= Inkosi =

Royal title in Southern Africa

Inkosi (inkosi, sometimes spelled nkosi) is a title used in several Nguni-speaking societies of Southern Africa to denote a traditional royal male ruler. The plural form is amakhosi. The term is commonly translated into English as “king” or “chief”, depending on historical and administrative context.

In precolonial Nguni political systems, an inkosi exercised hereditary authority over a defined community and territory, governing in accordance with customary law. During the colonial and apartheid periods, the title was reinterpreted within systems of indirect rule, and amakhosi were formally designated as “chiefs” under colonial and later South African legislation.

==Terminology and linguistic variants==

The term inkosi originates in the Nguni languages, including Zulu, Xhosa, Swati and Southern Ndebele. Related titles used in other Southern African languages and societies include kgosi or kgoshi (Setswana and Sepedi), morena (Sesotho) and hoshi or hosi (Xitsonga). While these titles are sometimes translated similarly in English, they arise from distinct linguistic traditions and political systems and are not always directly equivalent.

==Titles and succession==

In many Nguni societies, succession to the position of inkosi is hereditary and patrilineal, though specific rules vary by community. An inkosana (literally “little king”) traditionally refers to a male royal descendant, a crown prince, who is eligible to succeed to the throne. Upon fulfilling customary requirements, such as reaching maturity and undergoing recognition rituals, the inkosana may assume the role of inkosi.

==Female forms and roles==

Female equivalents and related titles include inkosikazi and inkhosikati (Nguni), kgosikgadi (Setswana), and mofumahadi (Sesotho). These terms may refer either to a queen consort, the wife of an inkosi or, in certain historical and cultural contexts, to a woman who rules in her own right. The authority and status associated with female traditional leaders vary across societies and periods.
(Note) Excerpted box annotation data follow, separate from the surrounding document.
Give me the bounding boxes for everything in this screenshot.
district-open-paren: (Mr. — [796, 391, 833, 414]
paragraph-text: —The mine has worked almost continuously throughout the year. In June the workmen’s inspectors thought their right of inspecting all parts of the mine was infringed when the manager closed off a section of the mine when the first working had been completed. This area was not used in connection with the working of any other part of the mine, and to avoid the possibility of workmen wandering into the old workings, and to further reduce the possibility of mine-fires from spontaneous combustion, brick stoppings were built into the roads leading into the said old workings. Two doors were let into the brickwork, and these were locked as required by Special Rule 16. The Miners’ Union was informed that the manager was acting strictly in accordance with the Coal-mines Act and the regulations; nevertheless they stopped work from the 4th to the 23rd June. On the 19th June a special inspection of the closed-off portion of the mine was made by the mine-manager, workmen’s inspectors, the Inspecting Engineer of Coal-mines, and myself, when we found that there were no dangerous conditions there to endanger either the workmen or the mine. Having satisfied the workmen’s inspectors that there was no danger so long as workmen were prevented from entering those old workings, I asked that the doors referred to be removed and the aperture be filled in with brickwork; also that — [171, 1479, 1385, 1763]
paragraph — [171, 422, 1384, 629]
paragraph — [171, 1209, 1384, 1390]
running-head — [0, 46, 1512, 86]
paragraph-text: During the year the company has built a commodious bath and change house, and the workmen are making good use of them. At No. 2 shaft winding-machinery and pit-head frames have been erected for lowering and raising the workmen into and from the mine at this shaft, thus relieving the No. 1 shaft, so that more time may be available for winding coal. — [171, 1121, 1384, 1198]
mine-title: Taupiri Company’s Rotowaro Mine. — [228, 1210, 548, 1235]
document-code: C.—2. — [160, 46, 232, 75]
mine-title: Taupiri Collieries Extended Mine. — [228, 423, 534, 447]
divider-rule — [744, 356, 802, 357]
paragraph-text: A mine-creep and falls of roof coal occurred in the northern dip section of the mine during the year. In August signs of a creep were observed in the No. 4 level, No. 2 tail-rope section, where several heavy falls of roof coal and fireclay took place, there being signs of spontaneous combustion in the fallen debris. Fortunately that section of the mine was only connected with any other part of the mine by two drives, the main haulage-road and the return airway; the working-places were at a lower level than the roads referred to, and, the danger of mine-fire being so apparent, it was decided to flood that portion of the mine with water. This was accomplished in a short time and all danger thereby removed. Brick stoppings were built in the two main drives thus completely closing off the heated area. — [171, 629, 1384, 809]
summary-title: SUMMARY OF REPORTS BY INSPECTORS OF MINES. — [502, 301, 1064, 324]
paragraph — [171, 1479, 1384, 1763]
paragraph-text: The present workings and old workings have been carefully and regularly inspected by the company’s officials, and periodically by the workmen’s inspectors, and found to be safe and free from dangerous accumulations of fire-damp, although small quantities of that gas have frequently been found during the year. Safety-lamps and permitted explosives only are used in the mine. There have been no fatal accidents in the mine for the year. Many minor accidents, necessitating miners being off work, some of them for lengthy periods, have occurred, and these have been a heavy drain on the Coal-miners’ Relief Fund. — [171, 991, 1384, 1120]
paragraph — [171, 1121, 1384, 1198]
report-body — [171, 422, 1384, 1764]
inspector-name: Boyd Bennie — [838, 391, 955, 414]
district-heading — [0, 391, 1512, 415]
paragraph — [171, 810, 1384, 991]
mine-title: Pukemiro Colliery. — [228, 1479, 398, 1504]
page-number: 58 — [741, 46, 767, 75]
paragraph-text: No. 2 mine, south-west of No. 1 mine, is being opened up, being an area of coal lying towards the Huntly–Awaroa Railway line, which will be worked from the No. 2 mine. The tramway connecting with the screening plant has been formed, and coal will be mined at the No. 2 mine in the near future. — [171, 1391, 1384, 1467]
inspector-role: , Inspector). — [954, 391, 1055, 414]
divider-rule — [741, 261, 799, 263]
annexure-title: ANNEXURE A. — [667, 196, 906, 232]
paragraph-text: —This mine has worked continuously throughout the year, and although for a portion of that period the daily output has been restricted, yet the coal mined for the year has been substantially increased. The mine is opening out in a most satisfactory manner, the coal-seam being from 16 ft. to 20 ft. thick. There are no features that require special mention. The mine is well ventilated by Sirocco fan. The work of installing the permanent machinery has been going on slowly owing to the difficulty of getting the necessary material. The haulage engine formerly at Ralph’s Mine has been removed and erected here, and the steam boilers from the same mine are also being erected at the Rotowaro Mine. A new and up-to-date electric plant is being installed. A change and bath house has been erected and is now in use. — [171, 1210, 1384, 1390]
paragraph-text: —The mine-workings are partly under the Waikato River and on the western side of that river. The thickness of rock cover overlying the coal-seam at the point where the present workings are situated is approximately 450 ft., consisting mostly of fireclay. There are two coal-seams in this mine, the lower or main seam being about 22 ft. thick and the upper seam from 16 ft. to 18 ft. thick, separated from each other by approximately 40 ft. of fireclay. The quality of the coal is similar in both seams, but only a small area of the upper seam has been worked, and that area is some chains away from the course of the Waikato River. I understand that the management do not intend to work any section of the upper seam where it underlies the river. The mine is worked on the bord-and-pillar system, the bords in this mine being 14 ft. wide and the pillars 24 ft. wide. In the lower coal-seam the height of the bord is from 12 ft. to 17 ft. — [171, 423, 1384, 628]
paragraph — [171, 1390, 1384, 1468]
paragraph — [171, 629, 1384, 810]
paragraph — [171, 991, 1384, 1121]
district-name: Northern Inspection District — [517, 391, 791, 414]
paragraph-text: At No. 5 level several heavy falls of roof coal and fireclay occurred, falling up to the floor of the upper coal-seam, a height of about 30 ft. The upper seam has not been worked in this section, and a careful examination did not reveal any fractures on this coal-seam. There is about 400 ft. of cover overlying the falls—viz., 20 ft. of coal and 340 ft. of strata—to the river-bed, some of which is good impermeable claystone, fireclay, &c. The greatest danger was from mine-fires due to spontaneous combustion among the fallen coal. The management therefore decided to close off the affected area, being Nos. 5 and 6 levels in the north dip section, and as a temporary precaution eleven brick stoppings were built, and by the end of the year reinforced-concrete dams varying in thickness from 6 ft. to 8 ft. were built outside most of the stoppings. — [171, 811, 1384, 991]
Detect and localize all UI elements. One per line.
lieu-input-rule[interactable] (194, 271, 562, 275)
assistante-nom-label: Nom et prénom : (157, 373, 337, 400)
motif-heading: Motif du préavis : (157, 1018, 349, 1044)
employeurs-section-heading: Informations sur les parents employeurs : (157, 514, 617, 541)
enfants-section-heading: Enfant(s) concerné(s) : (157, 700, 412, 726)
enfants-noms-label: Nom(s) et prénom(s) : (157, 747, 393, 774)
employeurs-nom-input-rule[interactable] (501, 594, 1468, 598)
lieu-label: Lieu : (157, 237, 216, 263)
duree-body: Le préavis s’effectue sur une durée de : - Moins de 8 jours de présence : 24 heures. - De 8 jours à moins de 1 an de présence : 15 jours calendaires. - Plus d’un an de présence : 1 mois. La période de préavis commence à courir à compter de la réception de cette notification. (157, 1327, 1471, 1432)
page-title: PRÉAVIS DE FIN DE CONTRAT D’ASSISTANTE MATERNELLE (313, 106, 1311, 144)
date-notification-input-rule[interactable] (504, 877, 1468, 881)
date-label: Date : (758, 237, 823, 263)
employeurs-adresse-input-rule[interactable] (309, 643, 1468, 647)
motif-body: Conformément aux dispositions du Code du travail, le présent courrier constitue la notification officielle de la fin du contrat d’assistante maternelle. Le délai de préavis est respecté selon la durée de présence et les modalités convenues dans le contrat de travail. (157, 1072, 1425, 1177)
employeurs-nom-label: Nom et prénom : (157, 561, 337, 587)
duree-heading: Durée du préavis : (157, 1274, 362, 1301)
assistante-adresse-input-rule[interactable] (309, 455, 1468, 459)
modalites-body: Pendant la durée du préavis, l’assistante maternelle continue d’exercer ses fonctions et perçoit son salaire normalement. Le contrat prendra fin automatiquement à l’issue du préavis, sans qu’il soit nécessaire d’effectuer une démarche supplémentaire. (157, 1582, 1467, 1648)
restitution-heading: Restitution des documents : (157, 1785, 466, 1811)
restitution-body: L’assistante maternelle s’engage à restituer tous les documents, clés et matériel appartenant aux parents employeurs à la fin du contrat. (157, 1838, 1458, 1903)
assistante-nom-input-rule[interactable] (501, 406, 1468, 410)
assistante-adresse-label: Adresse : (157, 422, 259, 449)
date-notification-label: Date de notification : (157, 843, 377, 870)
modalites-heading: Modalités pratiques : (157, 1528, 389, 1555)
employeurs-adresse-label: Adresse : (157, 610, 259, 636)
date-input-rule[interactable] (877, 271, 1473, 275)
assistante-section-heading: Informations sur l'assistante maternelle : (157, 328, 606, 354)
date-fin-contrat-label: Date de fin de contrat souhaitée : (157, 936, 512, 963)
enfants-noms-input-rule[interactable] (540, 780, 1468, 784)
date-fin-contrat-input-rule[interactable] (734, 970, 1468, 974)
==Colonial and apartheid-era administration==

Under British colonial rule and later the Union of South Africa, traditional leaders were incorporated into systems of indirect rule. Legislation such as the South Africa Act, 1909 and the Native Administration Act, 1927 (later renamed the Black Administration Act) vested authority over African traditional leadership in the colonial and apartheid state. The Governor-General of South Africa was designated the “Supreme Chief of all natives” and empowered to recognise, appoint, or depose chiefs and to define their administrative powers.

Within this legal framework, amakhosi were officially classified as “chiefs” rather than sovereign monarchs, regardless of their precolonial status or cultural legitimacy. This administrative reclassification did not eliminate indigenous conceptions of kingship but significantly altered the political autonomy, territorial authority and legal standing of traditional leaders.

==Religious and metaphorical usage==

In religious and theological contexts, particularly within Christian usage in Nguni languages, the term inkosi also is employed literally to refer to God or a supreme being. This usage reflects the extension of political leadership terminology into spiritual and religious language.